En un tercer lado, la creatividad para aprovechar referencias audiovisuales en sus otras dos alude a una necesidad por superar lo que se puede documentar de la realidad. Toda teoría ha dejado en claro la infidelidad del dispositivo, aun cuando se trata de un abordaje observacional. Pero aun en una entrevista, en un discurso verbalizado que genera un sentido lineal todavía si está contextualizado por una imagen, el sentido de un documental es la búsqueda por la fidelidad, incluso de lo faltante.
Es verdad que las tres películas pueden ser contextualizadas como variaciones de la realidad social cubana. Y aquí es donde a nadie convienen las diferencias entre un documento y una obra: ambas son creaciones que, con distintas libertades y objetivos, plantean límites para entender lo que ha vivido la sociedad de finales del siglo pasado y de este.
Al final, la diferencia entre ficción y documental puede enseñarnos que la infidelidad difusa entre lo real y lo ficticio evidencia alcances más urgentes y menos irónicos en el segundo caso. Y a la vez, la tensión entre ambos abordajes descubre una flexibilidad ficcional que, cuando llega a niveles caprichosos e indiferentes para efectos de la realidad, deja una impresión tan perdurable como lo vivido luego de que termina una obra.
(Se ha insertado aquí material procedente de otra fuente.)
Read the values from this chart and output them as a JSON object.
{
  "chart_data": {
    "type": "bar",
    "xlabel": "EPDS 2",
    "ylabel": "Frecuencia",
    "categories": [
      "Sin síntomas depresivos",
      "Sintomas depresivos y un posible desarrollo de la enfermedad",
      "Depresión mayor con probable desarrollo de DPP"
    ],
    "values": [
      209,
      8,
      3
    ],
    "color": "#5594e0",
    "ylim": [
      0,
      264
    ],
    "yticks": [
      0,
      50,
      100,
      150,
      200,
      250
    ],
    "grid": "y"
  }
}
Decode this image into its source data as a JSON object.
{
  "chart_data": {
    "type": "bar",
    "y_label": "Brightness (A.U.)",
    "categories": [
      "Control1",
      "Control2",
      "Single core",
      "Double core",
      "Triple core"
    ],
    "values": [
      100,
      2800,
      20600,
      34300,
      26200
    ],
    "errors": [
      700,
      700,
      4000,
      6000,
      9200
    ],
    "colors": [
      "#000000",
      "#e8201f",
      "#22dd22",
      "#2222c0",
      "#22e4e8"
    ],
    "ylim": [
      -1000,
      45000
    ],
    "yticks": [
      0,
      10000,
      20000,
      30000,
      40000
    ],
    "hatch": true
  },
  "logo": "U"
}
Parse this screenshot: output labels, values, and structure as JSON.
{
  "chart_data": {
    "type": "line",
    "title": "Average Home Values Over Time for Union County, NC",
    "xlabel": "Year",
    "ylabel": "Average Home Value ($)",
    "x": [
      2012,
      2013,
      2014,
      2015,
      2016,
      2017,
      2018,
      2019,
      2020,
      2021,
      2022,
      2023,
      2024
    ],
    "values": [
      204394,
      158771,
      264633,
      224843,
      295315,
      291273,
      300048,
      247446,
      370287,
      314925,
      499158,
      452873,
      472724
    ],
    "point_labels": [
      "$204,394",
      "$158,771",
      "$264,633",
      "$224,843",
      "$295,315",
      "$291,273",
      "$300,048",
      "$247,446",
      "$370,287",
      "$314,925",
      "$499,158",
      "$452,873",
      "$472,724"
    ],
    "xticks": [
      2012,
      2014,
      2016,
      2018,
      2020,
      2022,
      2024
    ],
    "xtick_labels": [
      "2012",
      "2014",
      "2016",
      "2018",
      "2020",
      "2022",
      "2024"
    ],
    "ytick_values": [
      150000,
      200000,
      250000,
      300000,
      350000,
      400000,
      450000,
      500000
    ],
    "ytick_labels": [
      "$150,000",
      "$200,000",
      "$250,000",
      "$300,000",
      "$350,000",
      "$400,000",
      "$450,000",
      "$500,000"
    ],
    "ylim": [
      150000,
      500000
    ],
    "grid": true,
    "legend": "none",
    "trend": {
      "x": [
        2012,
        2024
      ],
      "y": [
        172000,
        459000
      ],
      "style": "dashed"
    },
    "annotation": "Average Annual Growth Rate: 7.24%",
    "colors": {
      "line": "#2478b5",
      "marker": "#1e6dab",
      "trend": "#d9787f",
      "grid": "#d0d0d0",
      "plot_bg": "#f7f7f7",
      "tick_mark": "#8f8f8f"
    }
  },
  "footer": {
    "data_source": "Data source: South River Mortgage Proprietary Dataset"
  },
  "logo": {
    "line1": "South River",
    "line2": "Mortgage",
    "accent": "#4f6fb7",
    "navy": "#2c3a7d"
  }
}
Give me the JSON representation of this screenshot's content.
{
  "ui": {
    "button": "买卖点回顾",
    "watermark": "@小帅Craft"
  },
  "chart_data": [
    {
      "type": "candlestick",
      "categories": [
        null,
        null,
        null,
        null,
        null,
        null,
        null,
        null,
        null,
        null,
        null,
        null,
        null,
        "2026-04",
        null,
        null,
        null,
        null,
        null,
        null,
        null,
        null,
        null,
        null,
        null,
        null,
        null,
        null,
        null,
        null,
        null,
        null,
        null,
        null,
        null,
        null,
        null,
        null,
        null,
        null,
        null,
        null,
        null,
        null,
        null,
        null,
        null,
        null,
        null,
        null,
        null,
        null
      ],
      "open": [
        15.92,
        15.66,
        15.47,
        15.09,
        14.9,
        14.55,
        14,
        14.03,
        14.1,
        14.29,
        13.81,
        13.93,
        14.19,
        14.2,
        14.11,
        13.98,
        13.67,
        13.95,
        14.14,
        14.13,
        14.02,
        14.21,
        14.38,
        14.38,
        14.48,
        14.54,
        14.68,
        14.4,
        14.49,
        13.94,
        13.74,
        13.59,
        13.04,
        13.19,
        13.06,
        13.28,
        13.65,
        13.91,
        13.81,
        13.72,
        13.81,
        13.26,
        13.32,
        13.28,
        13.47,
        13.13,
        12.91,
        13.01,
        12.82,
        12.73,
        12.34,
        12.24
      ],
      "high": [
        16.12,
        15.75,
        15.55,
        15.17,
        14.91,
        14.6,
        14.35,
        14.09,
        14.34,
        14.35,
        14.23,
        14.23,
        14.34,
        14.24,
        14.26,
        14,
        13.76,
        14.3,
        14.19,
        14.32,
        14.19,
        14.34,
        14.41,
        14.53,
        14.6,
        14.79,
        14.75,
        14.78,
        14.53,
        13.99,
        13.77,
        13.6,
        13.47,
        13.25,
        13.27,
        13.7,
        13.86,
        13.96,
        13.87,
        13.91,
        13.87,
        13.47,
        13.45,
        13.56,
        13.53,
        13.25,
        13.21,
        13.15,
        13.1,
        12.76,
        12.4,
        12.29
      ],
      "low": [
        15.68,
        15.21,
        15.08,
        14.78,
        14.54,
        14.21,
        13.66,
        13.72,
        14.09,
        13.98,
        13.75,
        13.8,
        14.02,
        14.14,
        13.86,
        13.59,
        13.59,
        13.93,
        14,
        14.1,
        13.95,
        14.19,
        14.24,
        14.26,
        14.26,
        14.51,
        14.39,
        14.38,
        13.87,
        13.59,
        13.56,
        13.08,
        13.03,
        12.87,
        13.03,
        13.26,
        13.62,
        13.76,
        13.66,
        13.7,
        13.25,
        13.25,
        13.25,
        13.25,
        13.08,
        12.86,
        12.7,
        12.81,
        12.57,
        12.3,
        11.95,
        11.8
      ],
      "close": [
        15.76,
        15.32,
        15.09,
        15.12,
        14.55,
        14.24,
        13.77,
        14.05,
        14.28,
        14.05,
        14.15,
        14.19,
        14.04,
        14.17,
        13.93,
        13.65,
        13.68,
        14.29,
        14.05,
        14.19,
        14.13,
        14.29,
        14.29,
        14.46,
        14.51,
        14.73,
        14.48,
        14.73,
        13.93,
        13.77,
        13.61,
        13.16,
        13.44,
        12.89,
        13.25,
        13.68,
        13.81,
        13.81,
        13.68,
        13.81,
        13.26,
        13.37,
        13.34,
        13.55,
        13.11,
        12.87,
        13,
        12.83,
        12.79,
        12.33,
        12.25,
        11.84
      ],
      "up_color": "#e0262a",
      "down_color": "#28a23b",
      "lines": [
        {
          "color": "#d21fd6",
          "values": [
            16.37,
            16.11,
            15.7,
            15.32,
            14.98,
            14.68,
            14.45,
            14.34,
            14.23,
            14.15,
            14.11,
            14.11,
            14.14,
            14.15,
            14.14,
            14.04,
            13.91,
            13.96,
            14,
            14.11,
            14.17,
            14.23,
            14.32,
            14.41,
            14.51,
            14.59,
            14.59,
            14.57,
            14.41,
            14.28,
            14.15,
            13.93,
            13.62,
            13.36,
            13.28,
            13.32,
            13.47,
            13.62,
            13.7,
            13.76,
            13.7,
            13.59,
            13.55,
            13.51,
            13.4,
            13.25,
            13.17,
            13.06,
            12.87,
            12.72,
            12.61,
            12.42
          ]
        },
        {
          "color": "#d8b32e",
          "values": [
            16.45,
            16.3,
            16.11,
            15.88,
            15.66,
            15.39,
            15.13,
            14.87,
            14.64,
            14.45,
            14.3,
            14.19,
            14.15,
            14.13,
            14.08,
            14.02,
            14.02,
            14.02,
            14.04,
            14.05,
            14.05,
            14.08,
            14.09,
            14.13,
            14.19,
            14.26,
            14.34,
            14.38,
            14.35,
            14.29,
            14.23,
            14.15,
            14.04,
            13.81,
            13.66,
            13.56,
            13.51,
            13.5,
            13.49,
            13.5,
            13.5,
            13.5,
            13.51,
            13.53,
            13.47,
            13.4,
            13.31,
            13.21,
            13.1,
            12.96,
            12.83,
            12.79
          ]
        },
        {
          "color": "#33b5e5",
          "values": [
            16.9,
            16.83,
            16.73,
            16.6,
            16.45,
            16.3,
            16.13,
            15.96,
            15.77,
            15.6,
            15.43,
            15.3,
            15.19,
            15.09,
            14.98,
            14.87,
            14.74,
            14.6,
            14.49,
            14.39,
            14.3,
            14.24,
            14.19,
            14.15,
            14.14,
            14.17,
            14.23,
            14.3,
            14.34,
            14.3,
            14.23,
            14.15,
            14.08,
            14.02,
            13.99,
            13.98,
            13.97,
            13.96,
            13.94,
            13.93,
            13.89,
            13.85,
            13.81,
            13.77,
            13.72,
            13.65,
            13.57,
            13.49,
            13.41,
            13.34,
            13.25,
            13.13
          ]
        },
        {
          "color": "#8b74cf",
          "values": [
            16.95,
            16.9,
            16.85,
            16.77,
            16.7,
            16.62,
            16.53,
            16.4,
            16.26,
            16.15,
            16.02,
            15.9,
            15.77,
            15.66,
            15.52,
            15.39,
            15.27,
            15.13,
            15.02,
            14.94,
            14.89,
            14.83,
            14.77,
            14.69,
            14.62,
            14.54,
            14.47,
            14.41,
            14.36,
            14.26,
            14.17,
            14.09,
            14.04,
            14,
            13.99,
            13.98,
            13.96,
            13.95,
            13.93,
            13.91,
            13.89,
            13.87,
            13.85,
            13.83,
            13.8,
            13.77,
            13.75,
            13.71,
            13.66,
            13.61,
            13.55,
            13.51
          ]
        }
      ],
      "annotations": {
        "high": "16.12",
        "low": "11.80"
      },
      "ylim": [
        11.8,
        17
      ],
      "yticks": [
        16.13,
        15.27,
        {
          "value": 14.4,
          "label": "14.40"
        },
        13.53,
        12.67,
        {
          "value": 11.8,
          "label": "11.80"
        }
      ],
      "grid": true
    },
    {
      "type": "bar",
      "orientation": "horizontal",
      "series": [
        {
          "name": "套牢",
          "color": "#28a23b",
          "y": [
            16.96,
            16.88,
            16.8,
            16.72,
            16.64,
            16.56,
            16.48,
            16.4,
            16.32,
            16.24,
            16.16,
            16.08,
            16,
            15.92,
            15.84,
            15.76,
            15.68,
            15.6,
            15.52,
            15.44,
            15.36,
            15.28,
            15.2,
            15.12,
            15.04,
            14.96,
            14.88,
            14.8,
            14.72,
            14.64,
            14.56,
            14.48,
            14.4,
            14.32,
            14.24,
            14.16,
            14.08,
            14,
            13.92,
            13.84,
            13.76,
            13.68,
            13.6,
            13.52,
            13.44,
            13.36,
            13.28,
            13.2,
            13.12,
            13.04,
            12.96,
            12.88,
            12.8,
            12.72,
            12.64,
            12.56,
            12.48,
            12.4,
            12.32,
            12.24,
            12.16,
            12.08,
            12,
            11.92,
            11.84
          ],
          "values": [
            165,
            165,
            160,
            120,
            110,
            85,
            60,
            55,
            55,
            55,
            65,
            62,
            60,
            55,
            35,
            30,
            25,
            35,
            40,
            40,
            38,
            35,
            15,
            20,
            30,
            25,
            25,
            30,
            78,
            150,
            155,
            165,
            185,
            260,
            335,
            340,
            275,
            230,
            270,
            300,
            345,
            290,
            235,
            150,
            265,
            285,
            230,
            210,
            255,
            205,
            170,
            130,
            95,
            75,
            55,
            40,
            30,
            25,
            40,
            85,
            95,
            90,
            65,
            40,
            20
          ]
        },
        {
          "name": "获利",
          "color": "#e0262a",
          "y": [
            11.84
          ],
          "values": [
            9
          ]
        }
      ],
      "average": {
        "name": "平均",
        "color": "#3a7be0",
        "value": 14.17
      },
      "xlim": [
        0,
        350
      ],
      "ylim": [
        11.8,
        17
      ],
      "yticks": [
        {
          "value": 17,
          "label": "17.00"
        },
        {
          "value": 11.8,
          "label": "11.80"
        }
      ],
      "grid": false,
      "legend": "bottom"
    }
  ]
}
En esa ambigüedad, el poder seductor de la tercera obra de Aparicio recuerda los dilemas de este. En la búsqueda por “desautomatizar la mirada”, como él señalaba en esta entrevista, el realizador atrae desde la paradoja. Trastocar la rutina implica reconocer que en su automatismo hay dinámicas letales que, antes de entenderlas y hablarlas, deben sentirse.